It's not a bug in a package manager. It your insecure setup for internal 
packages / repositories.

> The real issue is when a new dependency gets added or updated but 
> everything seems normal, in that the replacement dependency has stubs to 
> not make the code crash, but also does nefarious things in the 
> background. There would be no way to know without deep inspection, and 
> npm dependency trees are usually huge.

No. Hiding would be a bonus, but at this point the attacker already had 
RCE, which would compromise you, even if you detect it.
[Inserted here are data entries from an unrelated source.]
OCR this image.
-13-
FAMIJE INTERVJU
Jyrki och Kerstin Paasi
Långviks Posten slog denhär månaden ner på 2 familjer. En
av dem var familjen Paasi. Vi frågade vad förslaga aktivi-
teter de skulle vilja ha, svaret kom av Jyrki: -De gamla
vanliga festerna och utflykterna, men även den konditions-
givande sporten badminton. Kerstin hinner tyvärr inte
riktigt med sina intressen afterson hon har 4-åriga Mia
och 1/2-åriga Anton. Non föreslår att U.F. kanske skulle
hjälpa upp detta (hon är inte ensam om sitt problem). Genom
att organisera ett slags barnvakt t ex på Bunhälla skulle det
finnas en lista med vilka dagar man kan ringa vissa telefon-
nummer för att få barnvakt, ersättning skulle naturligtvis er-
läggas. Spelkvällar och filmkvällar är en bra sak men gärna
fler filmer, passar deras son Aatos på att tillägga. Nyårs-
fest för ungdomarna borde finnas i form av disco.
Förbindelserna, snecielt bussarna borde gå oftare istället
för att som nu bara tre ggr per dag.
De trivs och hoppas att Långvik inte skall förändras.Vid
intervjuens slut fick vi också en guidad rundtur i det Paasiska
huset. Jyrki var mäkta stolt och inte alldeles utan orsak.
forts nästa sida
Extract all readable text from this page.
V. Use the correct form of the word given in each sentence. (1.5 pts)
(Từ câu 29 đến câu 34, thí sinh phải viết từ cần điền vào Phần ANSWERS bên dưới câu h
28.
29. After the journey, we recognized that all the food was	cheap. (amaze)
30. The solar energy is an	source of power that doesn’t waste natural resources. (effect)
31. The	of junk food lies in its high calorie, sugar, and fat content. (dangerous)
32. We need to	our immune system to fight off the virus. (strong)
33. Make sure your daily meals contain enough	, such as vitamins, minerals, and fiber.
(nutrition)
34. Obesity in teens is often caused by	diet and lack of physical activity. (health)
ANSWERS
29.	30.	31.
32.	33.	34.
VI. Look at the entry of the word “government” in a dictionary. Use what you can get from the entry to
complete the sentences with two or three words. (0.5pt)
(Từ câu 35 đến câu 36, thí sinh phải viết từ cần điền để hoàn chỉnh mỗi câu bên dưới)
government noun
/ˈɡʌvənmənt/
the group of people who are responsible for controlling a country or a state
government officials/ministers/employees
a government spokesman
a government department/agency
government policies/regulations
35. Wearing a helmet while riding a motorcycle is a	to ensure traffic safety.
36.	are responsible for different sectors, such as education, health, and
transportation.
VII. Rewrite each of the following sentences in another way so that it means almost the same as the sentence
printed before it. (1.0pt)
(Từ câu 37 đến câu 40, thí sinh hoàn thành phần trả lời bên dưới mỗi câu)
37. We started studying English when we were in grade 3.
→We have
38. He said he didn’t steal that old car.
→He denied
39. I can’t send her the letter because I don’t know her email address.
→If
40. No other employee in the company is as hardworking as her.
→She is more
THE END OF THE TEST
This is all about hijacking (optional) known / public dependencies. But 
there are mitigations available.

The attacked companies used some optional internal package. Normally 
they get this from an internal repo, but now someone hijacked the name 
in the official repo with a huge version number, so it would be 
preferred over the internal package. Result: pwned.

The linked 
https://azure.microsoft.com/de-de/resources/3-ways-to-mitigate-risk-using-private-package-feeds/ 
is a good summary of mitigation strategies. But you need to provide a 
secure setup.

That document omits Linux package managers and repositories, but the 
same attack and mitigations would apply to them. But since you normally 
can't just register a package in Linux distros, that risk is much lower. 
OTOH just imagine a malicious postinst script in a deb in some PPA.